I'm interested in the process of testing or validating a particular implementation of a statistical method, and what datasets and/or published analysis exist that could be used to do this in practice.

For instance, if I write an algorithm to implement a simple linear regression, I might feed in some numbers and check the result looks good, or I might feed numbers into my code and some other system and compare. In some cases, people seem to have already done this and then publish the numbers and results which could be defined as reference data.
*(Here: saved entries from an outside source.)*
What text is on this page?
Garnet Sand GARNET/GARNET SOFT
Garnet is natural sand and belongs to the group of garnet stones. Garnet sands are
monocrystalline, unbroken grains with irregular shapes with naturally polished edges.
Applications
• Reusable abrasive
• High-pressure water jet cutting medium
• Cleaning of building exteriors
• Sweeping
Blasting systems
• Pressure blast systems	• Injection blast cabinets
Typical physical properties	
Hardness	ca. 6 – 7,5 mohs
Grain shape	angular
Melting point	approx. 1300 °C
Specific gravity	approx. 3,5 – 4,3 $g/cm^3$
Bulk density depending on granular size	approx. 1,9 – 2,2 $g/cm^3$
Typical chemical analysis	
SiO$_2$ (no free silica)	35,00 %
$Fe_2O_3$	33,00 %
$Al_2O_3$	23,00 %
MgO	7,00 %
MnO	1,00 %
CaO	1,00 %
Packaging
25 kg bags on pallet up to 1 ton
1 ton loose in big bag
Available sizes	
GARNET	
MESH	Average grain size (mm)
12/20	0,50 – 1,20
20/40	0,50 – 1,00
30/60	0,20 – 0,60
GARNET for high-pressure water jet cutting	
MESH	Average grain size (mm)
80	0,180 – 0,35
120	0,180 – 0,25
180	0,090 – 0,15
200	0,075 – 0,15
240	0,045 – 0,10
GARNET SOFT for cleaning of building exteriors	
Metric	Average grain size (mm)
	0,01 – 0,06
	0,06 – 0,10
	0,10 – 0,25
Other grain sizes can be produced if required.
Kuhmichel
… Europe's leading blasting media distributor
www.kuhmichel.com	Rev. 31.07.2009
To start off, the best one I know is the NIST Statistical Reference Datasets page that publishes a wide range of datasets and calculations that covers areas such as Analysis of Variance, Linaear Regression, Markov Chain and Monte Carlo simulation and Non-Linear regression.

Are there any other good / notable ones out there.

Edit: I reworded to make clear that I'm not just looking for open datasets, but I'm interested in datasets and solutions to specific statistical problems that could be used to test an implementation of a technique.

Sycorax
  • 76,417
  • 20
  • 189
  • 313
PaulHurleyuk
  • 1,549
  • 3
  • 16
  • 18
  • 3
    possible duplicate of [Locating freely available data samples](http://stats.stackexchange.com/questions/7/locating-freely-available-data-samples) –  Aug 10 '10 at 13:55
  • Maybe that going into a more fused and detailed catalogue such as Free data set for very high dimensional classification: http://stats.stackexchange.com/questions/973/free-data-set-for-very-high-dimensional-classification could be an idea but otherwise I also feel this is a duplicate. – robin girard Aug 10 '10 at 14:17
  • 1
    I voted to close as duplicate. – Shane Aug 10 '10 at 15:36
  • @Shane if I could I would do the same – robin girard Aug 10 '10 at 16:01
  • I already voted to close. Perhaps, one of the of the moderators could close this question. –  Aug 10 '10 at 16:16
  • It's just my two cents, but I think if we limit stats.se to 1 datasets question it makes it harder to share that knowledge. I'm sorry if I didn't word my question/explanation better to differentiate this question, but I foresee there being lots of 'what open dataset exists to do x?' where x is what stops them from all being dupes. – PaulHurleyuk Aug 10 '10 at 17:55
  • I think it makes a lot of sense for this question to remain open if you could edit the question to indicate how your request is different from the one that exists and why the answers to the existing question do not satisfy your requirements. See Robin's comment as an example of what I am suggesting. –  Aug 10 '10 at 18:24
  • I like your question (presumably after being edited). It sounds like your question is not especially about datasets. Rather its about the resources and infrastructure for comparing reference results to a new implementation. – Jeromy Anglim Aug 11 '10 at 04:53

1 Answers1

2

See the stackoverflow question on this subject: Datasets for Running Statistical Analysis on.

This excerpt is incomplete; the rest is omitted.